Sounds of silence

A concert at UNR honors music that was banned in Nazi Germany

Gustav Mahler’s music was banned in Nazi Germany. His niece, violinist Alma Maria Rosé, died in the Auschwitz concentration camp.

Gustav Mahler’s music was banned in Nazi Germany. His niece, violinist Alma Maria Rosé, died in the Auschwitz concentration camp.

The year was 1933. In Germany, the fiery Nazi leader Adolf Hitler had just assumed nearly dictatorial powers. And the great Bruno Walter, then the conductor of the Gewandhaus Concerts in Leipzig, had just returned to his native country after a hugely successful tour in the United States.

Walter was scheduled to make an appearance at a concert in Leipzig and to conduct a concert at Berlin’s Philharmonic Hall. He was informed, however, that “certain difficulties” would occur if he did not cancel his appearances. The Nazis threatened to disrupt both events, even through violent means.

Their reason? Walter was Jewish.

The silencing of Bruno Walter signaled the beginning of the Nazi campaign to wipe Jewish musicians and composers and their music from the face of the Earth.

Between 1933, when the Nazi party came into power, and 1939, more than 1,500 musicians, composers and various music professionals who were of Jewish faith or heritage were systematically eliminated from all forms of cultural and public life in Germany. Jewish musicians and conductors were expunged from orchestras and symphonies. Music that had been written by composers of Jewish faith or with any trace of Jewish background could not be performed. Silenced were such great composers as Felix Mendelssohn, Jacques Offenbach and Gustav Mahler, who were of Jewish heritage.

The Nazis believed they were building a Third Reich that would last 1,000 years and purify German culture by eliminating all “inferior” influences, including music written or performed by Jews. Their perverse dream died in the ashes of World War II, of course, while the music they worked so hard to destroy lives on, stronger than ever.

Tonight, Nov. 15, the University of Nevada, Reno, Music Department and the Center for Holocaust, Genocide and Peace Studies will celebrate some of the music that the Nazis banned in a concert titled Silenced Voices.

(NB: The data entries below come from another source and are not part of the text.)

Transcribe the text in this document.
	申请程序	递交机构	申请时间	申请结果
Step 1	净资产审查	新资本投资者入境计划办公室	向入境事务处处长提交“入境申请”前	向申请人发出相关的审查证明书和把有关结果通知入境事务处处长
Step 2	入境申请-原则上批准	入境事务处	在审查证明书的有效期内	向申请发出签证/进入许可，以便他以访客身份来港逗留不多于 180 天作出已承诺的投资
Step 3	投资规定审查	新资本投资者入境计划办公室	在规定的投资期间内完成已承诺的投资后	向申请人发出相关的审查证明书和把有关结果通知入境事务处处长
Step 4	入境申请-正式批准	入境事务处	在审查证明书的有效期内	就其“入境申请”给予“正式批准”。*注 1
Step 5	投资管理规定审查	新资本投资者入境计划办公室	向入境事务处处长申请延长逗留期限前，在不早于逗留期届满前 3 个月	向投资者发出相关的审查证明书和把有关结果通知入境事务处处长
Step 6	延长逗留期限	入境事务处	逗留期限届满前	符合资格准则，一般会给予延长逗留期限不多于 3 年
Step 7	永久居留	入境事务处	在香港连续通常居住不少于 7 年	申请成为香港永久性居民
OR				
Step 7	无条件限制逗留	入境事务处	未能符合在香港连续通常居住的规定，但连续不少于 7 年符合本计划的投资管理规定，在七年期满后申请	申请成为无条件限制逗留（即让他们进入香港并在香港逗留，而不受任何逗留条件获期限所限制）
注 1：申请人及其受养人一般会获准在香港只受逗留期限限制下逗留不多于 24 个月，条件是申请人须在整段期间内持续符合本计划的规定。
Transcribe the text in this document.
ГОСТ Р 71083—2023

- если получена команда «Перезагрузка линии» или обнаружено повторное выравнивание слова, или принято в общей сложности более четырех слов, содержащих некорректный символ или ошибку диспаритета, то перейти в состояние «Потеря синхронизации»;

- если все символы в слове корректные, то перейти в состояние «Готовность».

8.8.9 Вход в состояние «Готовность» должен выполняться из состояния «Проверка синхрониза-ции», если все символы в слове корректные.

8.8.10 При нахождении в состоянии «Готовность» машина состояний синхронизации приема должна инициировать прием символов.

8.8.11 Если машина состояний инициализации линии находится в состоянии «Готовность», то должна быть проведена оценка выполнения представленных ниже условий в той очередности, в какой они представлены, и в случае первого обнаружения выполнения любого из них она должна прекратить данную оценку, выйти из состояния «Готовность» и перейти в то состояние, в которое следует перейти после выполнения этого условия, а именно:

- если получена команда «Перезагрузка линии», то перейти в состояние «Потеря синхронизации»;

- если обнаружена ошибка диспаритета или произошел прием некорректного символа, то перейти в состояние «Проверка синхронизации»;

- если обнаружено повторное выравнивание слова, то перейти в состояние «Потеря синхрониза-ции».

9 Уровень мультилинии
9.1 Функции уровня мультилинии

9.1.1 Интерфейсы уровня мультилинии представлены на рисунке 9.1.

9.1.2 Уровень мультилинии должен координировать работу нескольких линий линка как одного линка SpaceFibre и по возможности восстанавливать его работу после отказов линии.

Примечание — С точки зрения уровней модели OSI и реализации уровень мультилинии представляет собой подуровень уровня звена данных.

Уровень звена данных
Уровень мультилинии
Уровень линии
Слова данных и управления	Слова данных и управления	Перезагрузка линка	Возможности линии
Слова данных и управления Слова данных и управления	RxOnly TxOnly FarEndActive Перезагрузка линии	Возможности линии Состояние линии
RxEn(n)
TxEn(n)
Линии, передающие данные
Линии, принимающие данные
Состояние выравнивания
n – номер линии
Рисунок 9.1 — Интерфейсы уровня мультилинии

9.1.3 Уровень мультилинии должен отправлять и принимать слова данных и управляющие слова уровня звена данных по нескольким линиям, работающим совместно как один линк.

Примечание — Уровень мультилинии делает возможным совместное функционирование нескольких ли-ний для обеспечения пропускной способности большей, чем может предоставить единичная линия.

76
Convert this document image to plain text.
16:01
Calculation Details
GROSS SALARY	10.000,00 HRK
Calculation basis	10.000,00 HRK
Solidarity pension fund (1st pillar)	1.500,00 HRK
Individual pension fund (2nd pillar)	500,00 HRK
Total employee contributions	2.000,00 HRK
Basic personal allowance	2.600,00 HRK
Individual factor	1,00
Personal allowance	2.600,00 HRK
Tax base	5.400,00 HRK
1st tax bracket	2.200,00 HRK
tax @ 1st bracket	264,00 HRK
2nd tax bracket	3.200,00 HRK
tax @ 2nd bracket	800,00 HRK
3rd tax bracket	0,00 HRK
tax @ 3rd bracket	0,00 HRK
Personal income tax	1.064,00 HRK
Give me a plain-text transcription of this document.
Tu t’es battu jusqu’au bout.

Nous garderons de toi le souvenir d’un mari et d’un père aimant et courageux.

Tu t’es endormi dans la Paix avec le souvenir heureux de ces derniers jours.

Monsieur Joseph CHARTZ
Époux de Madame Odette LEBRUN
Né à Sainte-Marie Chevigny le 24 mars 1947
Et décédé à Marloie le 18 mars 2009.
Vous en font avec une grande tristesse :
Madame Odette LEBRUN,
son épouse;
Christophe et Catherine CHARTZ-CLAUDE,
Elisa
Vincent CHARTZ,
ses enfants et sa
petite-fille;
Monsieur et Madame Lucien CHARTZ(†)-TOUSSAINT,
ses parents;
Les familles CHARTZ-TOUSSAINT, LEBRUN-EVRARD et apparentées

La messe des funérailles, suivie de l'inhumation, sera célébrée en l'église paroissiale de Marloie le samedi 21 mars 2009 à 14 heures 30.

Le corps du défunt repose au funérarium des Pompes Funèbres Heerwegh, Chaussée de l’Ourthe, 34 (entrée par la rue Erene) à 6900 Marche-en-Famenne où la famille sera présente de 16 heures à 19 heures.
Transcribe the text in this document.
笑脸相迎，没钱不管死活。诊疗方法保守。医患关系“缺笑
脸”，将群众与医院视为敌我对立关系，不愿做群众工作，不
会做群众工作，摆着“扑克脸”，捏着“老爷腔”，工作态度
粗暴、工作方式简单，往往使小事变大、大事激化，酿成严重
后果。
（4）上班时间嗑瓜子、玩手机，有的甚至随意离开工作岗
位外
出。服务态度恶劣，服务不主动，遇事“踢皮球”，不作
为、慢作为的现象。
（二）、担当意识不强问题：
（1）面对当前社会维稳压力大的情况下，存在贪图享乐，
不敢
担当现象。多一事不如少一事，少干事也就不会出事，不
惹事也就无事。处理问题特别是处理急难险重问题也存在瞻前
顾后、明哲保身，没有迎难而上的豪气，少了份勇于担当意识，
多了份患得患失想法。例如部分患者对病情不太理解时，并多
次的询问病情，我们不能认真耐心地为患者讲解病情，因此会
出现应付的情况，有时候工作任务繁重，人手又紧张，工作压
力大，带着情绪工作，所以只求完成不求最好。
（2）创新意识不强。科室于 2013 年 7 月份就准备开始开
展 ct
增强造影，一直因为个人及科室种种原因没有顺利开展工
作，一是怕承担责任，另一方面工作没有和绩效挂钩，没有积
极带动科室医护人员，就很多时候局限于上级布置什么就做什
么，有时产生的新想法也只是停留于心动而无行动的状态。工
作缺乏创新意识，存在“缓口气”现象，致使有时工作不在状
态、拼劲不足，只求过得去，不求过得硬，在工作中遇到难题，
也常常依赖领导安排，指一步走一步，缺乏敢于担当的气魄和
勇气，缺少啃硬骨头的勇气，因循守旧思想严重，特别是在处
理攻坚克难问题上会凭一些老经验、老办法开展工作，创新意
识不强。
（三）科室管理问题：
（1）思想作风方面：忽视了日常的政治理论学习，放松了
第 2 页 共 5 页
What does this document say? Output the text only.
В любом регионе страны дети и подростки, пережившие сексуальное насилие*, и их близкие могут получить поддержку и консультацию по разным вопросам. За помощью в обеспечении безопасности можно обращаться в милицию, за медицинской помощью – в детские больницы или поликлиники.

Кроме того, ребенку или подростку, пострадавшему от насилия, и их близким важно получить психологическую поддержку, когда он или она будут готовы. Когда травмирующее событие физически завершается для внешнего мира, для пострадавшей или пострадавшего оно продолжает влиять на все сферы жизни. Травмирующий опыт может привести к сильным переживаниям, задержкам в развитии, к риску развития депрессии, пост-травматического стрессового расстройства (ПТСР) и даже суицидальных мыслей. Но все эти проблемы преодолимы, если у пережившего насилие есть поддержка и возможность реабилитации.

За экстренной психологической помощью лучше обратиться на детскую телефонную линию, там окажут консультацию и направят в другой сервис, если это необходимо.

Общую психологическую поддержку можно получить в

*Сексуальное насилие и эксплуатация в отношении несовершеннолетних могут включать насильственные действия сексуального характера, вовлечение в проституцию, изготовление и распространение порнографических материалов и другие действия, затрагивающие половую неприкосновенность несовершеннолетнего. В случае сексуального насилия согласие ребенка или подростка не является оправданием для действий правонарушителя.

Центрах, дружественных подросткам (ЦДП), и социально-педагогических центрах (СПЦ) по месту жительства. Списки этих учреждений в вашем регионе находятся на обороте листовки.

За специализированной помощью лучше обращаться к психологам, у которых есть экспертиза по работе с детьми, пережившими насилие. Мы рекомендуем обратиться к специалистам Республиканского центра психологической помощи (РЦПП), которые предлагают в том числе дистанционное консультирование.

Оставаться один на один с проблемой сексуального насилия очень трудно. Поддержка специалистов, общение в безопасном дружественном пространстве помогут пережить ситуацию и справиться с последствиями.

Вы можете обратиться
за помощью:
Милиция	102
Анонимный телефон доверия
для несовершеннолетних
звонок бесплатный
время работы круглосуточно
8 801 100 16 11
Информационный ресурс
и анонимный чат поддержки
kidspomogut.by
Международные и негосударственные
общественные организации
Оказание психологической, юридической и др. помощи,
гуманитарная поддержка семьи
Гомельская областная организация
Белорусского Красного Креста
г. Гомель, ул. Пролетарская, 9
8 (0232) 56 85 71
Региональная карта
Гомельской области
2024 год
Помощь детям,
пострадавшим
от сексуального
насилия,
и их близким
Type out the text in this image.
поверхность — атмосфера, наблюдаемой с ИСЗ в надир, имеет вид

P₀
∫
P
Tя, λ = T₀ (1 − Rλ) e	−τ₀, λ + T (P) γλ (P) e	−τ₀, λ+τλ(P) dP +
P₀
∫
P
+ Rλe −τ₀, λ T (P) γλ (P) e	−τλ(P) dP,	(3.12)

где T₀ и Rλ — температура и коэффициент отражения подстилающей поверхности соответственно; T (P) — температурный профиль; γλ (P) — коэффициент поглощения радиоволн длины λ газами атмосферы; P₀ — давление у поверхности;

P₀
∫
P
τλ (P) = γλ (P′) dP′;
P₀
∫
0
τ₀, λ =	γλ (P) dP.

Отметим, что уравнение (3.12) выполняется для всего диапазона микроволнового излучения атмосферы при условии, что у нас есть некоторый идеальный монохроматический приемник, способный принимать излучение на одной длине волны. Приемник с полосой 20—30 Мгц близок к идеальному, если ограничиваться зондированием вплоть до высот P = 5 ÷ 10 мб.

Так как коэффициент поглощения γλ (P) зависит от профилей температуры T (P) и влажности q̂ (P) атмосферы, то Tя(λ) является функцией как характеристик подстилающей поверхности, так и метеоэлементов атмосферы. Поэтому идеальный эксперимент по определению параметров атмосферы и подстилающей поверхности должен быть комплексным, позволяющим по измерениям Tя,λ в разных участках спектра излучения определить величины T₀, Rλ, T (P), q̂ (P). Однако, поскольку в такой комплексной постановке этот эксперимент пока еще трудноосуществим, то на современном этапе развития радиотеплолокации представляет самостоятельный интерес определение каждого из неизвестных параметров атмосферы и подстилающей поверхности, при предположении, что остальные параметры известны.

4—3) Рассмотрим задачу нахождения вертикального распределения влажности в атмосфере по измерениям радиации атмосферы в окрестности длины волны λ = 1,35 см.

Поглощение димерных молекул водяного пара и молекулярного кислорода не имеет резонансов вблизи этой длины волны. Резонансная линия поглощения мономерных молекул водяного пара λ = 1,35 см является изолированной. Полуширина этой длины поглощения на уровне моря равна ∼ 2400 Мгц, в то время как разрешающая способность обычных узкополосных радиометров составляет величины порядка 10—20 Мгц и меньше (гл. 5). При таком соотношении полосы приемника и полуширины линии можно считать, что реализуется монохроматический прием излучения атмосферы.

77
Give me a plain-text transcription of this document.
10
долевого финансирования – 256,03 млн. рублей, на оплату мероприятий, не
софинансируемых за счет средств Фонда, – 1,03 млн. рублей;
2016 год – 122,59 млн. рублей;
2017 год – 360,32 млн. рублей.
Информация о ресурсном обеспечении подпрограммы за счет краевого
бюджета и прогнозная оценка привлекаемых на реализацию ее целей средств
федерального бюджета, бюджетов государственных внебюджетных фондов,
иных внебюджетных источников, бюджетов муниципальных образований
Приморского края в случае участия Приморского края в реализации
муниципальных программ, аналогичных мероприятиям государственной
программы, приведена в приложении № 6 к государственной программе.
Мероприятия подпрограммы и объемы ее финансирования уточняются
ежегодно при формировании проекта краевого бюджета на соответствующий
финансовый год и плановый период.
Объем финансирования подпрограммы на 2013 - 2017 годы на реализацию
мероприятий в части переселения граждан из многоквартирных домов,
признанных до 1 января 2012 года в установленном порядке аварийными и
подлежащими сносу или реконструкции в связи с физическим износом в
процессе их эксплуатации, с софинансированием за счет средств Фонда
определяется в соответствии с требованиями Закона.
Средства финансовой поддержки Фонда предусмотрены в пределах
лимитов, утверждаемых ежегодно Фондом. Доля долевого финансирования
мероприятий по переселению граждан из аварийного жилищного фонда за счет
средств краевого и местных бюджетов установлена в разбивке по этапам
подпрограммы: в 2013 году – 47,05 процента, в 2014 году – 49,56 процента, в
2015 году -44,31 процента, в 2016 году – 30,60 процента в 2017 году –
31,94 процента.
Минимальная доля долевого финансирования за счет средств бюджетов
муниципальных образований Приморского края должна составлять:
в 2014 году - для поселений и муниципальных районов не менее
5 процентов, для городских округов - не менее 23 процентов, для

It is the first concert in what Viktoria Hertling, founder and director of the center, hopes will be a continuing series of programs dealing with the banned music, art and literature of the Nazi regime.

This program will focus on musicians and composers, because they were among the first targets of the Nazis’ campaign to “cleanse the German body,” Hertling says.

“Music moves very, very deep into the soul, into the psyche. It captures you,” Hertling says. “The Nazis really wanted to cleanse the German cultural arena from influence that they considered dangerous, subversive—that they considered non-German.”

Hertling says the date of the concert, Nov. 15, is important, because it marks the 65th anniversary of the Nazis’ destruction of a statue of Felix Mendelssohn in Leipzig, Germany. This act declared to the world that his music—and all music by composers of Jewish faith or background—would not be welcomed in the Third Reich.

Although musicians and composers such as Walter, Arnold Schönberg and Kurt Weill were able to escape the Holocaust, many others could not get out of Nazi-controlled countries and were put in concentration camps. One of most notable victims of the camps was violinist Alma Maria Rosé, niece of the great composer Mahler. She died in the Auschwitz camp. Another prominent victim was Viktor Ullmann, a student of Schönberg’s. Ullmann wrote an opera, The Emperor of Atlantis, while in the Theresienstadt concentration camp. He also died in Auschwitz.

What was Germany’s loss, however, became America’s gain, as prominent musicians and conductors helped enrich our cultural landscape, Hertling says. Walter conducted the New York Philharmonic; Schönberg taught at the University of California at Los Angeles; and Weill wrote music for Broadway.

Hertling says she got the idea for the program about two years ago after talking with a rabbi at Temple Emanu-El. She wanted to present the music of Jewish composers, cantoral music, klezmer music and other forms of music that had been banned by the Nazis. But the project was put on hold after the rabbi accepted a job in another city.

Hertling then approached Phillip Ruder, a violinist for the Argenta Quartet and associate professor of music at UNR. She asked him if he and the other members of the quartet would develop a program of music on Jewish themes and music banned by the Nazis.

The quartet decided on compositions by Mendelssohn, Max Bruch and Ernest Bloch, as well as two pieces by a modern-day composer: Max Raimi, a member of the Chicago Symphony Orchestra. His songs, “Story of the Pennies” and “At My Wedding,” will open the program. Raimi is also scheduled to attend the concert.

Although some people may think that a program focusing on a bleak era in history will feature music that reflects that mood, Ruder says the pieces are not at all depressing.

“The music we’re doing is by no means gloomy stuff. A lot of it is very upbeat and positive,” he says, describing the Mendelssohn and Bloch pieces as particularly uplifting.

Hertling says the concert will be recorded and released on CD, which can be purchased for a donation to the Center for HGPS. Proceeds will fund future programs on art, music and literature that were banned by the Nazis.

She says she hopes audience members will leave the concert with the knowledge of how close we came to losing this music, and also value what we have so that something like this won’t happen again.

“The cultural diversity that we have in the United States is something really precious," Hertling says. "It is my hope that through this musical program, awareness of the richness, the diversity [and the] multicultural aspects of our lives becomes solidified, and that we fully become aware of how beautiful this multicultural tradition is that we sometimes take for granted, and that we almost lost during those 12 years of fascism."